Video berdurasi lebih dari 1 jam itu tampil di website Minjok Tongshin. Tak jelas kapan rekaman itu dibuat, juga apakah kedua pria itu tampil dalam tekanan.
Sindrom Stockholm
"Rekaman itu sangat aneh, jelas mereka telah diindoktrinisasi oleh sistem Korut," terang Hwang.
"Perlu diingat, kedua bersaudara itu lahir di Korut. Itu satu-satunya dunia yang mereka tahu. Jelas mereka mengalami sindrom Stockholm," lanjut Hwang lagi. Sindrom itu membuat korban justru terikat dengan "penculiknya."
Sementara itu, Pentagon mengakui pada 1996 setidaknya ada 4 tentara AS yang membelot ke Korea Utara dalam beberapa dekade. Mereka adalah sersan James Dresnok, Larry A. Abshier, Jerry W. Parish dan Sersan Robert Jenkins.
Jenkins diperbolehkan meninggalkan Korea Utara pada 2004. Dan dalam buku berjudul 'The Reluctant Communist', ia mengatakan keputusan membelot adalah kesalahan terbesar sepanjang hidupnya.
Selama di Korut, Jenkins mengaku dipaksa membaca aturan hukum Korut selama 8 jam per hari dan mengajarkan bahasa Inggris untuk mata-mata Korea Utara.
Dalam bukunya, James Joseph Dresnok menyatakan tak menikah dengan wanita Korut melainkan perempuan dari Rumania yang dibohongi masuk ke Pyongyang dan tak diperbolehkan keluar.

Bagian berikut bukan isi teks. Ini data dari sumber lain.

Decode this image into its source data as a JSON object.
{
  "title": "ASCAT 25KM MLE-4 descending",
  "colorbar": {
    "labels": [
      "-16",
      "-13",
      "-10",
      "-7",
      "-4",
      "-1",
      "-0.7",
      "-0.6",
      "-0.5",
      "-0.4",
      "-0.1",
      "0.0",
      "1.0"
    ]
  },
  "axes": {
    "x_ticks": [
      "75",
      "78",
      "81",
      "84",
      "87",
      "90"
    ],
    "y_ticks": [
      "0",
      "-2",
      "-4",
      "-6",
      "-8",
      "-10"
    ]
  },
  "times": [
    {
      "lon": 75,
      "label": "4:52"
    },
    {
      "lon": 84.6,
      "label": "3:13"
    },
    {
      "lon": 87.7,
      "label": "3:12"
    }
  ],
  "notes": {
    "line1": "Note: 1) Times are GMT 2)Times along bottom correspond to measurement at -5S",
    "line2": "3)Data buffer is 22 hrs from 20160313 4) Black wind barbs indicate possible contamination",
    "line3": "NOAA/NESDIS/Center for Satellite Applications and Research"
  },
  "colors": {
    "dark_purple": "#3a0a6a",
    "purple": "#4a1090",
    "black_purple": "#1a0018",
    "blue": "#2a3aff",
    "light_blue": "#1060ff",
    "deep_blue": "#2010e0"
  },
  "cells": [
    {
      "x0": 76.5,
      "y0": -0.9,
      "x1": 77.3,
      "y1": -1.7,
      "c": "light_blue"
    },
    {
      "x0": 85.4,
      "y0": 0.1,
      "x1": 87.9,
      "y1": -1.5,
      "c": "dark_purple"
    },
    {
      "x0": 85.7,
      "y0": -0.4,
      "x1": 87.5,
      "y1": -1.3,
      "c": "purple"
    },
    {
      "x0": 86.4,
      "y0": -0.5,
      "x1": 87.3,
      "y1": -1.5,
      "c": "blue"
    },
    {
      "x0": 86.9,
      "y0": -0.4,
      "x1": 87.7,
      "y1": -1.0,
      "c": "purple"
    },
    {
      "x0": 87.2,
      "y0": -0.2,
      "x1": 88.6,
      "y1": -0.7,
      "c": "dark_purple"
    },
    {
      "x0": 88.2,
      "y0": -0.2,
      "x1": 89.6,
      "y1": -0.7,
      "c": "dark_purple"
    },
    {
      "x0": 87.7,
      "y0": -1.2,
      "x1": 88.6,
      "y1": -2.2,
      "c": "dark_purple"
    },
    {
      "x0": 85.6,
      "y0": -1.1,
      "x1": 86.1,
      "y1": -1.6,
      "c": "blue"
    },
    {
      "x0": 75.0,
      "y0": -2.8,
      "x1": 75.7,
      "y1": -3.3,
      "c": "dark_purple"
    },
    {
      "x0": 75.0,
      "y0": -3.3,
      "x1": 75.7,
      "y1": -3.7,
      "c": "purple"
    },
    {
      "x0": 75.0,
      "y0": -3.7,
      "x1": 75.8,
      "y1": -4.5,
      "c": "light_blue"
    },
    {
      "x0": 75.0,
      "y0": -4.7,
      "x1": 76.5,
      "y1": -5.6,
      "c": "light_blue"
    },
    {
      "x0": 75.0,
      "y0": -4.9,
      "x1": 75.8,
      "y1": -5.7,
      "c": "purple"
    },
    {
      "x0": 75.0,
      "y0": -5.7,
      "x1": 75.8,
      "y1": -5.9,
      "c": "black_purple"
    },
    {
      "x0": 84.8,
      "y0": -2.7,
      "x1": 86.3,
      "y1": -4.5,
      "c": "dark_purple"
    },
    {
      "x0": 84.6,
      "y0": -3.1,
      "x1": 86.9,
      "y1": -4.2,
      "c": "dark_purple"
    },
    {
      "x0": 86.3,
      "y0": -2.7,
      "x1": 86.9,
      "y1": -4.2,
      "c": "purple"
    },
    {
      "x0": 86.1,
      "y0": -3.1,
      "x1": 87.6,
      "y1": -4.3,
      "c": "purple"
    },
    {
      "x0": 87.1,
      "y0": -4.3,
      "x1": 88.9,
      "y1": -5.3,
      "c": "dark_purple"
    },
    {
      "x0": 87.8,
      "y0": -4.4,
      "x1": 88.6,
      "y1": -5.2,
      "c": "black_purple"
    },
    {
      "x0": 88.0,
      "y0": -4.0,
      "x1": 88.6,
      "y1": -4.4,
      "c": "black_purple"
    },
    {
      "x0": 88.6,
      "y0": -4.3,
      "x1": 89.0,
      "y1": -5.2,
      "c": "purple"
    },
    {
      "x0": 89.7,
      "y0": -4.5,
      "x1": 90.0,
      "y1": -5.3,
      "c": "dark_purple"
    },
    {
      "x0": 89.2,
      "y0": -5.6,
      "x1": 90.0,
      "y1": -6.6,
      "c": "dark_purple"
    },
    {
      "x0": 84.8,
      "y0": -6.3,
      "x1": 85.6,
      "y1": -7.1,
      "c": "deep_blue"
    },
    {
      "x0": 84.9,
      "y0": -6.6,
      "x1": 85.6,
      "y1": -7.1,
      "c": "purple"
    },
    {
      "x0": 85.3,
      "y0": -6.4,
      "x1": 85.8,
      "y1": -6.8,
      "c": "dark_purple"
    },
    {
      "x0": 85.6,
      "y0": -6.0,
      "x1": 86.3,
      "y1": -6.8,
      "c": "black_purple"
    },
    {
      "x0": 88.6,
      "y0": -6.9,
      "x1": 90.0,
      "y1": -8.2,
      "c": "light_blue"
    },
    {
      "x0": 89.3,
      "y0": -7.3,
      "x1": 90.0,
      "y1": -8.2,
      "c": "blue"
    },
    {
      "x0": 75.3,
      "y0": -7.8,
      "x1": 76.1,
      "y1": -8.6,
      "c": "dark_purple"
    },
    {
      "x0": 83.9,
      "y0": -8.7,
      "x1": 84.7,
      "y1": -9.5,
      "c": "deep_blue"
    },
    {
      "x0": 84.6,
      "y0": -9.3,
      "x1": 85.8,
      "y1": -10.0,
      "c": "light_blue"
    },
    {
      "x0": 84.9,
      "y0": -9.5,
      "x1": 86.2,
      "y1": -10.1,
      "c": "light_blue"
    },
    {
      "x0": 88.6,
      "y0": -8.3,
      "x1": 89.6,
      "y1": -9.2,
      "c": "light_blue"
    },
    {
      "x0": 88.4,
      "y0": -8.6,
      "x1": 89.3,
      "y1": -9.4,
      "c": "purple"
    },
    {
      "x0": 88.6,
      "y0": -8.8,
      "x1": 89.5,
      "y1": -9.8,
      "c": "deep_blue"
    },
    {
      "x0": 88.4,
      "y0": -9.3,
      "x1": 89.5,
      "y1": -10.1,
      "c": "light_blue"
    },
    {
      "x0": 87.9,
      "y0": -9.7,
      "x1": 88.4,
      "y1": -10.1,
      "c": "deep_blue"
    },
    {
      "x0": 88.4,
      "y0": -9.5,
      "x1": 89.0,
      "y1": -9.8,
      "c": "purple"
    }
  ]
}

Menurut komite HAM Korut, Greg Scarlatoui, kedua bersaudara Ted dan James Dresnok tumbuh dalam kondisi yang memprihatinkan.
"Saya pastikan mereka tumbuh di bawah kecurigaan dan mata-mata yang tak kenal lelah," ujar Scarlatoui.
Ia juga meyakini keduanya dianggap aset proganda Pyongyang.
Keduanya juga memuji keluarga Kim karena telah memberikan kehidupan berkualitas bagi warga di Pyongyang.